U.S. Pat. No. 4,950,449 to Peterson et al. discloses the inhibition of radioactive cobalt deposition in water-cooled nuclear reactors. Peterson et al. discloses the effective inhibition of radioactive cobalt deposition may be achieved by the continuous addition of zinc oxide to the water entering a water-bearing vessel of the reactor throughout the operation of the reactor. Accordingly, this system can provide steady control of radioactive cobalt accumulation, as well as efficient use of zinc oxide. Thus, Peterson et al. teaches the addition of zinc oxide to the water supply.
U.S. Pat. No. 4,940,564 to Aizawa et al. discloses the suppression of the deposition of radioactive substances in BWRs, particularly in a nuclear power plant. The Aizawa et al. method for suppressing deposition of radioactive substances onto the surfaces of out-of-core components in a boiling water-type, nuclear power plant is characterized by injecting an alkaline element into reactor water in the presence of an amount of the oxygen formed by nuclear fission of the reactor water and dissolved in the reactor water, particularly without hydrogen gas injection, during the nuclear heat up operation period of a boiling water-type nuclear power plant. The reactor water containing the injected alkaline element is circulated through the primary cooling water system of a nuclear reactor, thereby forming an oxide film on the surfaces of out-of-core components in the primary cooling water system of the nuclear power plant.
U.S. Pat. No. 3,612,087 to Roland discloses a water treating device. Roland teaches a device for treating water by controlled injections of bromine.
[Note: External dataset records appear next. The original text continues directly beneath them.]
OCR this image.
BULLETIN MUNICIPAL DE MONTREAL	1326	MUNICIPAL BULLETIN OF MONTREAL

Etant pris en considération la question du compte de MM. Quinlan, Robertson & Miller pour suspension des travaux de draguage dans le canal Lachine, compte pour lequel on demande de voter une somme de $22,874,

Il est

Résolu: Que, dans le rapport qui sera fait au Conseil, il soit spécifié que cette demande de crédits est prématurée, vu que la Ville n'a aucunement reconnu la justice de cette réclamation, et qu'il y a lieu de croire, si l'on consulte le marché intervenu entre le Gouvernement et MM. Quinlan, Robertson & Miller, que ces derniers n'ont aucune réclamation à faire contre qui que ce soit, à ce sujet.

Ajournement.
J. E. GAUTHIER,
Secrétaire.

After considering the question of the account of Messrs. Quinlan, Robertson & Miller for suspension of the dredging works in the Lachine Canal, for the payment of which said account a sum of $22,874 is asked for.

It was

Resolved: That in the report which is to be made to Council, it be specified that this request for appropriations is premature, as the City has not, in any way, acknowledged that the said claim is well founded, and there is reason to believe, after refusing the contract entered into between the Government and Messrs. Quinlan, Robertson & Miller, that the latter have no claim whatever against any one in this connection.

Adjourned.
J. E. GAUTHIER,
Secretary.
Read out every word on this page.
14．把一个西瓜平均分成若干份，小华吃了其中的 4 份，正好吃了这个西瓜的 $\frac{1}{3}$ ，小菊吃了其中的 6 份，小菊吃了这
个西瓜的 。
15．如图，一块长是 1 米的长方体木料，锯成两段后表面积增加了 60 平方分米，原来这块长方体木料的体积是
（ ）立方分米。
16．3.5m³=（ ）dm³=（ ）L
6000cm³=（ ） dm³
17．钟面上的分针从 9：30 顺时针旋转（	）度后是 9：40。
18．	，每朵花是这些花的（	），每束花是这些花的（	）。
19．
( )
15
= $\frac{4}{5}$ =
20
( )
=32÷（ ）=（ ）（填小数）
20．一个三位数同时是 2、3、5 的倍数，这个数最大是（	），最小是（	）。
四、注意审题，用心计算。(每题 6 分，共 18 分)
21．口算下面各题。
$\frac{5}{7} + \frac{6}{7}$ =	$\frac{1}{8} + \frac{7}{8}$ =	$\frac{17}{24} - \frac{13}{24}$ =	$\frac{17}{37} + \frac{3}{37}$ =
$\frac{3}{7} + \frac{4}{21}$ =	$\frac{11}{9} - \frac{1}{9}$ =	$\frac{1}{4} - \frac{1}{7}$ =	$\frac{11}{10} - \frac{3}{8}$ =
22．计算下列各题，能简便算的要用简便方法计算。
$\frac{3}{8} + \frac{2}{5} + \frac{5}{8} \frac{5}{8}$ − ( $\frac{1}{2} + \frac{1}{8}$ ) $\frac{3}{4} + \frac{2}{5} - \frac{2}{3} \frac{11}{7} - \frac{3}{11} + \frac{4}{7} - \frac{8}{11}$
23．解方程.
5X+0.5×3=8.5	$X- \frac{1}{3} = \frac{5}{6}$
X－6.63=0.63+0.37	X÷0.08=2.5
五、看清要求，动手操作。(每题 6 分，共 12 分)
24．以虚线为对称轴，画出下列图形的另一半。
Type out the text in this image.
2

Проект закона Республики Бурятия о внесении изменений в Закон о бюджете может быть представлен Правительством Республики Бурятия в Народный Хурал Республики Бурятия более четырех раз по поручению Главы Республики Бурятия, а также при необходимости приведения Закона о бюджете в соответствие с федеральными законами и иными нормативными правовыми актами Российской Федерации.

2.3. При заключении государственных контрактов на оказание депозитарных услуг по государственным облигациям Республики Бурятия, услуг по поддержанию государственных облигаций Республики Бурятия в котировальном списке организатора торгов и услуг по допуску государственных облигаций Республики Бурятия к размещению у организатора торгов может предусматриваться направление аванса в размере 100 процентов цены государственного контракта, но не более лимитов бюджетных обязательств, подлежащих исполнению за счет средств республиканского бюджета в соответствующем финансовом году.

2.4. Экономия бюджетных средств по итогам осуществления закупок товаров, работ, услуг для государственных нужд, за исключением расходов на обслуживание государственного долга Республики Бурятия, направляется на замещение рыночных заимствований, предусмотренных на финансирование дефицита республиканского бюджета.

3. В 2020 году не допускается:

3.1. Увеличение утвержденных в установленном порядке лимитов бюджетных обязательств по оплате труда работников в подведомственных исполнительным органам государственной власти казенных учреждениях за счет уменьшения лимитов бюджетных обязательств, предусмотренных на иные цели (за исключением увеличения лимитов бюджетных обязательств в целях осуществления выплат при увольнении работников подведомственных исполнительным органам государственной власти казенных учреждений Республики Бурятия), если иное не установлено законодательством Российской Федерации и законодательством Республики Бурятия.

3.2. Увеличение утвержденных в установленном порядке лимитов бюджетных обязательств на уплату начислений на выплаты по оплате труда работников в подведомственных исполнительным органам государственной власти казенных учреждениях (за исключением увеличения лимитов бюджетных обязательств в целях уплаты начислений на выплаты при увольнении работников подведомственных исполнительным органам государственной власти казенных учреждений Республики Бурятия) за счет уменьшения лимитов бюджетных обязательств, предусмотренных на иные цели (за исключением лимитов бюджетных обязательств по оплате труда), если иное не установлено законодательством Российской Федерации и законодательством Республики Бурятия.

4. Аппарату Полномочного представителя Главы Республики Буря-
A bromine storage vessel communicates with a dilution vessel-suction pump, which continuously circulates water to be treated therethrough to maintain a negative pressure in the storage vessel. A dosing means communicates with the vessel to intermittently transmit predetermined amounts of brominated water to the dilution vessel.
Therefore, it can be seen that a need yet exists for a pH adjustment system that limits or eliminates vapor locking issues, limits or eliminates contamination of condensate issues, and provides a safe means of pH adjustment to the condensate/feed water system of a power plant. It is to the provision of such a system, preferably, a vacuum actuated and sustained ammonia feed system for the pH adjustment of power plant condensate and boiler feed water, that the present invention is primarily directed.